Someone legit gave up half a million dollars to spend time with one of the most loathed actress in Hollywood, Kristen Stewart. WHY?
A wealthy Middle Eastern prince who gave up the moolah to hang with the ungrateful, two-timing hoe-bag for 15 minutes. At least the money went towards a good cause, the Hurricane Sandy relief effort.
But why on earth Kristen Stewart, dear prince? Is Twilight the only American movie not banned in your country? Are you the biggest Arab twihard, who’s lavish palace is covered in gaudy Twilight memorabilia? Yes, that generous amount of money is a grand contribution to a very worthy charity, but why not just donate the money without having a forced meeting with a stranger?
Hey Aladdin, here is an idea. Just hire a Kristen Stewart look-a-like escort for 15 minutes, rather than spend the money to hang with an awkward “actress” who bites her lips constantly. At least then you would receive some satisfaction.

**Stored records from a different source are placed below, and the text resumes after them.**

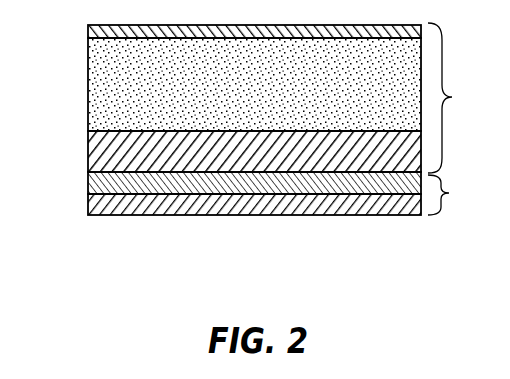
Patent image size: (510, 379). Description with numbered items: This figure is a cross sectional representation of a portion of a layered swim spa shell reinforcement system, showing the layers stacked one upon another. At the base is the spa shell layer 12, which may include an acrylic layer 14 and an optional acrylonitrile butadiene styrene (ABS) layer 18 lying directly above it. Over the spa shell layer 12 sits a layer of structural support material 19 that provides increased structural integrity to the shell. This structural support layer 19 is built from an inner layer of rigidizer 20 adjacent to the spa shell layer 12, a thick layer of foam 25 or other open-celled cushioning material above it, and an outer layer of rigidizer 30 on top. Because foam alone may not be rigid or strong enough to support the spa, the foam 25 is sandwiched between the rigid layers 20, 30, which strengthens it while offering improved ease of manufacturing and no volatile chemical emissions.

The spa shell layer 12 is at (456, 195).
The acrylic layer 14 is at (92, 206).
The acrylonitrile butadiene styrene (ABS) layer 18 is at (92, 181).
The layer of structural support material 19 is at (457, 98).
The inner layer of rigidizer 20 is at (100, 150).
The layer of foam 25 is at (107, 85).
The outer layer of rigidizer 30 is at (88, 30).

The hooker will probably be a better conversationalist anyway.
No seriously, every interview I have seen with Stewart is so uncomfortable. No one is forcing you to be a famous Hollywood actress, Kristen. You can stop anytime if you don’t like the attention and everything else that goes with fame.
You are only in the spotlight because Twilight became a huge sensation. Not to mention all the support of die hard Twilight fans who have an unhealthy obsession over your character, Bella Swan, and who will actually pay money to see your other shitty films. God, I’m so glad the Twilight saga is over with.
And how do you have the balls to cheat on Robert Pattinson? How could be unfaithful to the only thing that makes Twilight worth watching? Ok, maybe I have a thing for pasty English boys. But really, you fucked up girl.